Quelle: www.welt.de |

Nur den eigenen Gürtel hat Tom Buhrow bisher nicht enger geschnallt. Sein Gehalt ist seit 2013 (dem Jahr des Schocks) von 367.232 Euro auf 399.000 Euro 2017 gestiegen und seine Altersversorgung (anfangs bei 1,7 Millionen) hat inzwischen 3,757 Millionen Euro erreicht (Barwert der Pensionsverpflichtung 31.12.2016). Ein Jahr nach Tom Buhrows Schock schrieb DER SPIEGEL:

Der Westdeutsche Rundfunk will 500 Stellen bis 2020 streichen, wie der Sender mitteilte.
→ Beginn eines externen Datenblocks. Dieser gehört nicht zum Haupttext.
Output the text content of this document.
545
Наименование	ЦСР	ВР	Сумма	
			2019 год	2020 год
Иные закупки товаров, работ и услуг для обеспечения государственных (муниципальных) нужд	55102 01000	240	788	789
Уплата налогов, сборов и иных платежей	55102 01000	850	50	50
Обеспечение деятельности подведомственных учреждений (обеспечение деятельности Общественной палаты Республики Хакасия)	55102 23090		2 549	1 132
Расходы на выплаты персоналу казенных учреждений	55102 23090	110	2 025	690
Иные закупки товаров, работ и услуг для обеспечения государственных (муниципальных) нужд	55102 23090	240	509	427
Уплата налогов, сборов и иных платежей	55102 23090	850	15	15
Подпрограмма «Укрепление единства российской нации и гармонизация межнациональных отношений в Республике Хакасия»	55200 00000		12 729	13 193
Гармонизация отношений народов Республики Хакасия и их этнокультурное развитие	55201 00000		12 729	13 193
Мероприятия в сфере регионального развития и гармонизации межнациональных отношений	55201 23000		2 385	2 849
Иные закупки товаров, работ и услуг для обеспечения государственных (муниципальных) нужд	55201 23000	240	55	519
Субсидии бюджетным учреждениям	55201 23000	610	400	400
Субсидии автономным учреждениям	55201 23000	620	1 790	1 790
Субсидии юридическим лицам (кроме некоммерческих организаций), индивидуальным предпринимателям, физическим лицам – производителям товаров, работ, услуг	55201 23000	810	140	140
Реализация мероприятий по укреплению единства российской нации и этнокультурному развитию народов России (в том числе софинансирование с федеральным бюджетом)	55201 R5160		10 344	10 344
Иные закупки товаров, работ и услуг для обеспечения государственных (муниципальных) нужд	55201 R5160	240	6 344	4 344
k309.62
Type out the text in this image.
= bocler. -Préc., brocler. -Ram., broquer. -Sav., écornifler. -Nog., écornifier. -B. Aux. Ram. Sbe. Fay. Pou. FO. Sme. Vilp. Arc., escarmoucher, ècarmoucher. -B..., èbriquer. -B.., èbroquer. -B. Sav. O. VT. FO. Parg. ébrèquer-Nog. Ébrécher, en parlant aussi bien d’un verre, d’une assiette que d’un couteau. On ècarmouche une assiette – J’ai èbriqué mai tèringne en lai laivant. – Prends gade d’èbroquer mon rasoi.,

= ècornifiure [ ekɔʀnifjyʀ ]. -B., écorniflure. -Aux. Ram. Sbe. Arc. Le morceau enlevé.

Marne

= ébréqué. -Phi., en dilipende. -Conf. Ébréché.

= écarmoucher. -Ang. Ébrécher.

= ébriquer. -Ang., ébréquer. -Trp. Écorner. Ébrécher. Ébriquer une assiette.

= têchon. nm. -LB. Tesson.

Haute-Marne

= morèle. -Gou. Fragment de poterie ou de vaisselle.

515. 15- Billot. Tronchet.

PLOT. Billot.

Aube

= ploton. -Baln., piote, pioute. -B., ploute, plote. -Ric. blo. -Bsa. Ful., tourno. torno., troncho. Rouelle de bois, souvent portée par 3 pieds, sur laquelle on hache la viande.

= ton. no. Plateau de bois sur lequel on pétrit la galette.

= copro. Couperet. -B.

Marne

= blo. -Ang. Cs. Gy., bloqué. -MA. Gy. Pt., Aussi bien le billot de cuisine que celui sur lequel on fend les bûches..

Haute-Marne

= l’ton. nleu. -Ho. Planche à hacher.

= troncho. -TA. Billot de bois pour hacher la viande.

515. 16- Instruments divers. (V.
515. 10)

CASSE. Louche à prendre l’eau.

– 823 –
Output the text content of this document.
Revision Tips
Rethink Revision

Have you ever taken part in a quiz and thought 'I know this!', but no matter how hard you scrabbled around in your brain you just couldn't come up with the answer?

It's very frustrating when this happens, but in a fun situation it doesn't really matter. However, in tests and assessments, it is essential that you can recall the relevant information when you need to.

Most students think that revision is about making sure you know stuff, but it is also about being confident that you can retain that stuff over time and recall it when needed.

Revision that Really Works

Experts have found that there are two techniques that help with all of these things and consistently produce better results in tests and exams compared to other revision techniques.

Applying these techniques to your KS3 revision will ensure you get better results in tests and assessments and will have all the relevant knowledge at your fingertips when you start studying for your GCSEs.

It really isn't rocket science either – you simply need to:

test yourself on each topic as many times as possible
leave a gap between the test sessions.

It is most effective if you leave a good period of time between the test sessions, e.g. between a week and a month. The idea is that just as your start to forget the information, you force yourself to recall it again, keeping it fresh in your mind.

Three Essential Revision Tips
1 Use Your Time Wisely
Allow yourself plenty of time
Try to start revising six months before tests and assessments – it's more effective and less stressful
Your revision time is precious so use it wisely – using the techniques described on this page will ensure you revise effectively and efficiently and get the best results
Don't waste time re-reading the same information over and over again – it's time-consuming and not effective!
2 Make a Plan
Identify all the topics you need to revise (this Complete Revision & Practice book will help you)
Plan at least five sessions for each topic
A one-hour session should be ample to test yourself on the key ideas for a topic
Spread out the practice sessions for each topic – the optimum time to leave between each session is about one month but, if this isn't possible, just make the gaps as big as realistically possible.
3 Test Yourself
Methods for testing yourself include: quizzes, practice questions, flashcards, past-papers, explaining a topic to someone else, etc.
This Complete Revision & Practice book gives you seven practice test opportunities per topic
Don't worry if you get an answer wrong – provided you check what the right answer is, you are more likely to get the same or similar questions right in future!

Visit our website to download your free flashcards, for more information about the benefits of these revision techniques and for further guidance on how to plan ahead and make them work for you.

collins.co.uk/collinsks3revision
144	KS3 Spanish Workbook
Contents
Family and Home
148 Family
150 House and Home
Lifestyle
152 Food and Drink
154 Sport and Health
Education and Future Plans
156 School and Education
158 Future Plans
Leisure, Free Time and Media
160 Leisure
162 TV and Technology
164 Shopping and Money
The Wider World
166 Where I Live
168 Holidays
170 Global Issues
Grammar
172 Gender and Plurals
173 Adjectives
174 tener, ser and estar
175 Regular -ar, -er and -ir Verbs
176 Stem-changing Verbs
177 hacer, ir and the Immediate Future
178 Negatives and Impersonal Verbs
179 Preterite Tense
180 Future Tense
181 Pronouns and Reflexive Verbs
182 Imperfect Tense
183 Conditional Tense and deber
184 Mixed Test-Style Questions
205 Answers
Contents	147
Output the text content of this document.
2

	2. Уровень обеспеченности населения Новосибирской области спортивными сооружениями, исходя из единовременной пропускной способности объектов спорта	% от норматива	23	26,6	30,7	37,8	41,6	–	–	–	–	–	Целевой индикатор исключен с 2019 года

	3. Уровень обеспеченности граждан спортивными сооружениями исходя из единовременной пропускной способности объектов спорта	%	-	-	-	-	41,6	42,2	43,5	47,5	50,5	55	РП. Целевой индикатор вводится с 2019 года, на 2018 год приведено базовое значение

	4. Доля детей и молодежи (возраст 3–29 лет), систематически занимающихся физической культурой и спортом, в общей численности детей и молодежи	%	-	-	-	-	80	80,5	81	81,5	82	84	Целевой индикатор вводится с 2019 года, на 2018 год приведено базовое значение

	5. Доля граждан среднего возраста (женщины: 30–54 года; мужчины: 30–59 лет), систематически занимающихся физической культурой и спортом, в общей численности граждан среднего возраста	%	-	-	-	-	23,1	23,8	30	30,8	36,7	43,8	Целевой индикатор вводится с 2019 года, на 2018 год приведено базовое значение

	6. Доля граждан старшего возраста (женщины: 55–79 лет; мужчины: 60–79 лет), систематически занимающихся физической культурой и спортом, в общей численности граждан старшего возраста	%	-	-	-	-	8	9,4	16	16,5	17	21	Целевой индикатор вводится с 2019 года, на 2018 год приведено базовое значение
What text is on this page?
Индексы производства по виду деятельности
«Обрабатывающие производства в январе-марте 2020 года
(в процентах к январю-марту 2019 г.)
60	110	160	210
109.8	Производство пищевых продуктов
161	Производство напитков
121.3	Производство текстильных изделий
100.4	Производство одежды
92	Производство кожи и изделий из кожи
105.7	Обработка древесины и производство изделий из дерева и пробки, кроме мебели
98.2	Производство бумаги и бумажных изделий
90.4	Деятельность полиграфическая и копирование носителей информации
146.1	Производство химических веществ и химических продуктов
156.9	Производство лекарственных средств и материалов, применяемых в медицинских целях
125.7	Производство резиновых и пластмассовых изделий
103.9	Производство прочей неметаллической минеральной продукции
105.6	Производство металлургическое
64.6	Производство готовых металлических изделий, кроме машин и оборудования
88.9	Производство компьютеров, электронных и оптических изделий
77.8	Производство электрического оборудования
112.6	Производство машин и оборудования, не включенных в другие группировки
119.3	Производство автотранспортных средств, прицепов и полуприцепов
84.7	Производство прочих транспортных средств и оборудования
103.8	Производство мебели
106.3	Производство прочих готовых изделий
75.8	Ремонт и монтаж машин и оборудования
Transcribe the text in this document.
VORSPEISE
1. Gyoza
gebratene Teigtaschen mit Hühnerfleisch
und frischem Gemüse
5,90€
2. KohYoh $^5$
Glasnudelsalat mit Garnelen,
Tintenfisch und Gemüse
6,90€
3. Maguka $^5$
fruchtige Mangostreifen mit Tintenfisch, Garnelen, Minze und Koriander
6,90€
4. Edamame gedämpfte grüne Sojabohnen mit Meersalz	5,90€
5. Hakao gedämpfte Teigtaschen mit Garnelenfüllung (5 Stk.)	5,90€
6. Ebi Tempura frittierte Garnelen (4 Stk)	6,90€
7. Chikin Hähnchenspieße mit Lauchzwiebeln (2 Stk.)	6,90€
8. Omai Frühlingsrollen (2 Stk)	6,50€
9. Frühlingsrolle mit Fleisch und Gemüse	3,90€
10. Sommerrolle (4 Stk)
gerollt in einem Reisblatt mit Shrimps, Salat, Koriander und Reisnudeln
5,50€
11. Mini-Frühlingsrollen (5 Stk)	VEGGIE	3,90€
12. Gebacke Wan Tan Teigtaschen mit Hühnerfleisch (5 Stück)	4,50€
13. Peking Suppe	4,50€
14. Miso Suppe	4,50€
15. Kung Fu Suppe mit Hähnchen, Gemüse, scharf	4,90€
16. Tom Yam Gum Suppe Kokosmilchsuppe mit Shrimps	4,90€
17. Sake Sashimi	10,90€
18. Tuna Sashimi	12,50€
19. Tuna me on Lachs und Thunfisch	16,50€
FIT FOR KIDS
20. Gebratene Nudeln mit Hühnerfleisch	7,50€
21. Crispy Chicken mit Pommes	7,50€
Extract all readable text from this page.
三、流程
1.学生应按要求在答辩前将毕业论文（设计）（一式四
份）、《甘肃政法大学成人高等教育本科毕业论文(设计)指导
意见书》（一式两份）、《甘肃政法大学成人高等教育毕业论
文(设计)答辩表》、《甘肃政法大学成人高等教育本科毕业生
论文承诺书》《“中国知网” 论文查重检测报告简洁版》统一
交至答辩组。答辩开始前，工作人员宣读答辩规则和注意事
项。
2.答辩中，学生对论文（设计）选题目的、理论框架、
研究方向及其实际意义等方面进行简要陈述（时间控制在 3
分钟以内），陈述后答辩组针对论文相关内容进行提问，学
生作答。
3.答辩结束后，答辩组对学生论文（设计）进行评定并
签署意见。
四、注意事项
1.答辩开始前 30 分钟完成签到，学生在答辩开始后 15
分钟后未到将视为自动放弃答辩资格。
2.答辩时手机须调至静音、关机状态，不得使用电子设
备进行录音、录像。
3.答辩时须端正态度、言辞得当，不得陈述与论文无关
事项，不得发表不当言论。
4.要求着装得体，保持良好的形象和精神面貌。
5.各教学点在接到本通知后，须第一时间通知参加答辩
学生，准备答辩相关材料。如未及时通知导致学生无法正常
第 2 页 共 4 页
Die Geschäftsleitung sei zu dem Ergebnis gekommen, dass steigende Produktionskosten anders nicht aufgefangen werden könnten. “Der Stellenabbau ist eine schmerzhafte, aber zwingende Entscheidung”, sagte Intendant Tom Buhrow der Mitteilung zufolge.
Quelle: www.spiegel.de | 13.06.2014


Die steigenden Produktionskosten können anders nicht aufgefangen werden?
Ich hätte da eine alternative Idee, Herr Buhrow…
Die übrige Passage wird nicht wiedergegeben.